Identification of Genetic Copy Number Variants in Neurodevelopmental Disorders from Genome Sequence Data

Abstract

Neurodevelopmental disorders (NDDs) are a group of heterogeneous conditions that effect brain function with onset in the developmental period. While individually rare, collectively NDDs are present in 7.0-13.6% of the population. Genetics (including copy number variants, CNVs) plays a central role in many of these disorders, but is yet to be fully understood. Many bioinformatic CNV detection tools have been developed to identify CNVs from whole exome or whole genome sequence reads. However, there are no established best practices for CNV detection, and the use in molecular diagnostics is not routine. This thesis aimed to establish a bioinformatic framework for the identification of causative CNVs from aligned genetic sequence reads. The performance of whole exome sequencing based CNV detection tools were found to be ineffective without an a priori assumption of the genes involved.
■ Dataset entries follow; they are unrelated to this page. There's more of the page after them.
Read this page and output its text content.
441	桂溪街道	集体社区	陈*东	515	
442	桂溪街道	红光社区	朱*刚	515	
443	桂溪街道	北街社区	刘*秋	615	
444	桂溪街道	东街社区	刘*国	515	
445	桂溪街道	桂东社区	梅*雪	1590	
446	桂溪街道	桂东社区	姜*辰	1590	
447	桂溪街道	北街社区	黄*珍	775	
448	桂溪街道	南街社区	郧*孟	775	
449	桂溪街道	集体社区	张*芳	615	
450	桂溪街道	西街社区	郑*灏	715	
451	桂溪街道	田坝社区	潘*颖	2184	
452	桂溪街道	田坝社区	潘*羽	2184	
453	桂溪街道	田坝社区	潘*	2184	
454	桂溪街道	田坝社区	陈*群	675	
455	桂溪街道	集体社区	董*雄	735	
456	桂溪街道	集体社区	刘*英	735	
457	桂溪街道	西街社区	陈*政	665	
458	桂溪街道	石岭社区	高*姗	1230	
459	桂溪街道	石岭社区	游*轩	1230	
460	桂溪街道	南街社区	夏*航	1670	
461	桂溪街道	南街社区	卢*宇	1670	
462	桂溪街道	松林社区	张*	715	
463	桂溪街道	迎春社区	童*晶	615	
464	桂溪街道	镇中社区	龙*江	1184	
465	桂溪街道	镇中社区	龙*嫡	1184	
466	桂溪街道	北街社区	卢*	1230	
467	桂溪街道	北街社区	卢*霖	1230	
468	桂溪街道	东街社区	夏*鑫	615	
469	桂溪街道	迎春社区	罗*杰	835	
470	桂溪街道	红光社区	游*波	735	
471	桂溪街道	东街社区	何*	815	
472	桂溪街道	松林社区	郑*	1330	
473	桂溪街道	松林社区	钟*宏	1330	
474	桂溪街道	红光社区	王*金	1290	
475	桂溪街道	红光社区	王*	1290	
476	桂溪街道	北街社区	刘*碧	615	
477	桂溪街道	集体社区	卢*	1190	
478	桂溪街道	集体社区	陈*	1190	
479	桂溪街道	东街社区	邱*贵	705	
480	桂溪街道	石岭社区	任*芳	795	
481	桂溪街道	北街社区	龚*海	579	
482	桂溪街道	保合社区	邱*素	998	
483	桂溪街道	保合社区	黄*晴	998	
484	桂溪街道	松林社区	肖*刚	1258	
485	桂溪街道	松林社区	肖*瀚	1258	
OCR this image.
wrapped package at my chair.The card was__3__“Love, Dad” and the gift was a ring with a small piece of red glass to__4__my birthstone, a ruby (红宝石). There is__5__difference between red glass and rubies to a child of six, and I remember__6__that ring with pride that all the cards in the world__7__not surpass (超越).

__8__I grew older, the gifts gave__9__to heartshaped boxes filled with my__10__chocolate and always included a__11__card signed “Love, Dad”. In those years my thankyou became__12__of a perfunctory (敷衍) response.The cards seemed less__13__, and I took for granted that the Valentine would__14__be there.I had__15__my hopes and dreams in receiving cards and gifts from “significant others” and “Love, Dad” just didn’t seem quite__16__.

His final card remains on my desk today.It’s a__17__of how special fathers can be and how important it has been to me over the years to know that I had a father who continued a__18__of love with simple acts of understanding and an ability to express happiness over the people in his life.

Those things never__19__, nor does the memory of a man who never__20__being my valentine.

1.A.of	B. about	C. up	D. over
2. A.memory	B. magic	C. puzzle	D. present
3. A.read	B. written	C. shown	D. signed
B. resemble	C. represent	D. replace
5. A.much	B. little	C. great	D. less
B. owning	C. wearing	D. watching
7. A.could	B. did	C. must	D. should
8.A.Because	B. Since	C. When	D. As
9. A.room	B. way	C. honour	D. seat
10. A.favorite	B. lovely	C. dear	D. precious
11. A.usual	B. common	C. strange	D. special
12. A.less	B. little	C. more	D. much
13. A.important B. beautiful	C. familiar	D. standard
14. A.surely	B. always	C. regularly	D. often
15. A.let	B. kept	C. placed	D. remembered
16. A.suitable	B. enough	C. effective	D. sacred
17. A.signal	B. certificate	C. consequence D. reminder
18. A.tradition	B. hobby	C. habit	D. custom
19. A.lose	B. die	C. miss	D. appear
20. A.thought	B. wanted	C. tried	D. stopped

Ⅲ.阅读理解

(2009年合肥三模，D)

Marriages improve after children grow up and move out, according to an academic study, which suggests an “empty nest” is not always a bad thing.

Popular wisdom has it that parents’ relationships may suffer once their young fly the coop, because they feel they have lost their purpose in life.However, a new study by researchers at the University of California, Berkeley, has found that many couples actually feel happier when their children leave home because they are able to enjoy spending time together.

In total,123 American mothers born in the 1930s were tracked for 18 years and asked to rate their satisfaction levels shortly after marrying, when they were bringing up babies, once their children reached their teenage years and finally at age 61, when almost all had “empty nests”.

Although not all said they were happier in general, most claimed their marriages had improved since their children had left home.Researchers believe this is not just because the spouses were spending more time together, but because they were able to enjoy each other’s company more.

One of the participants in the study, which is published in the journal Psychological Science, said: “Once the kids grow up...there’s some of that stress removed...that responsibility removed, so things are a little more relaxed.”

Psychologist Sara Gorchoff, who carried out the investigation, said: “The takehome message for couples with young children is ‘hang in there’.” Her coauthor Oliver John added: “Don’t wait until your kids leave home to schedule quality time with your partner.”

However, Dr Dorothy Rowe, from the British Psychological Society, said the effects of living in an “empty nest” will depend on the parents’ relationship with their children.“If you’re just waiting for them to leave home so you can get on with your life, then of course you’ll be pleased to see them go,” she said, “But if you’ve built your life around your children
Therefore, a quantitative comparison of whole genome sequencing based CNV detection tools was conducted, comparing the performance of one tool from each of the primary approaches: read depth, read pair, split read, assembly-based, and a combinatorial approach. The most balanced performance was observed from Break Dancer, which was subsequently integrated into a bioinformatic pipeline to identify CNVs. Copy number variant calls were then filtered and prioritised, incorporating CNV size and quality, population frequency, and predicted effect on gene expression and function. Prioritisation also incorporated a custom software package (RBV, Read Balance Validator) that calculated the probability of the presence of a CNV based upon the allele balance. Thirty one New Zealand families with NDDs were analysed using this custom pipeline, identifying causative mutations from two families (encompassing genes TANGO2 and SLC19A3), resulting in molecular diagnoses and subsequent life-saving clinical management. The strength of the pipeline lies in its ability to be applied to disorders beyond NDDs, and provides a validated CNV detection framework which can be transferred to a clinical setting. This thesis demonstrates the utility of WGS data for the detection of causative CNVs in rare NDDs. An early and accurate genetic diagnosis is critical for disorders which affect development, and can significantly improve health outcomes for patients and families.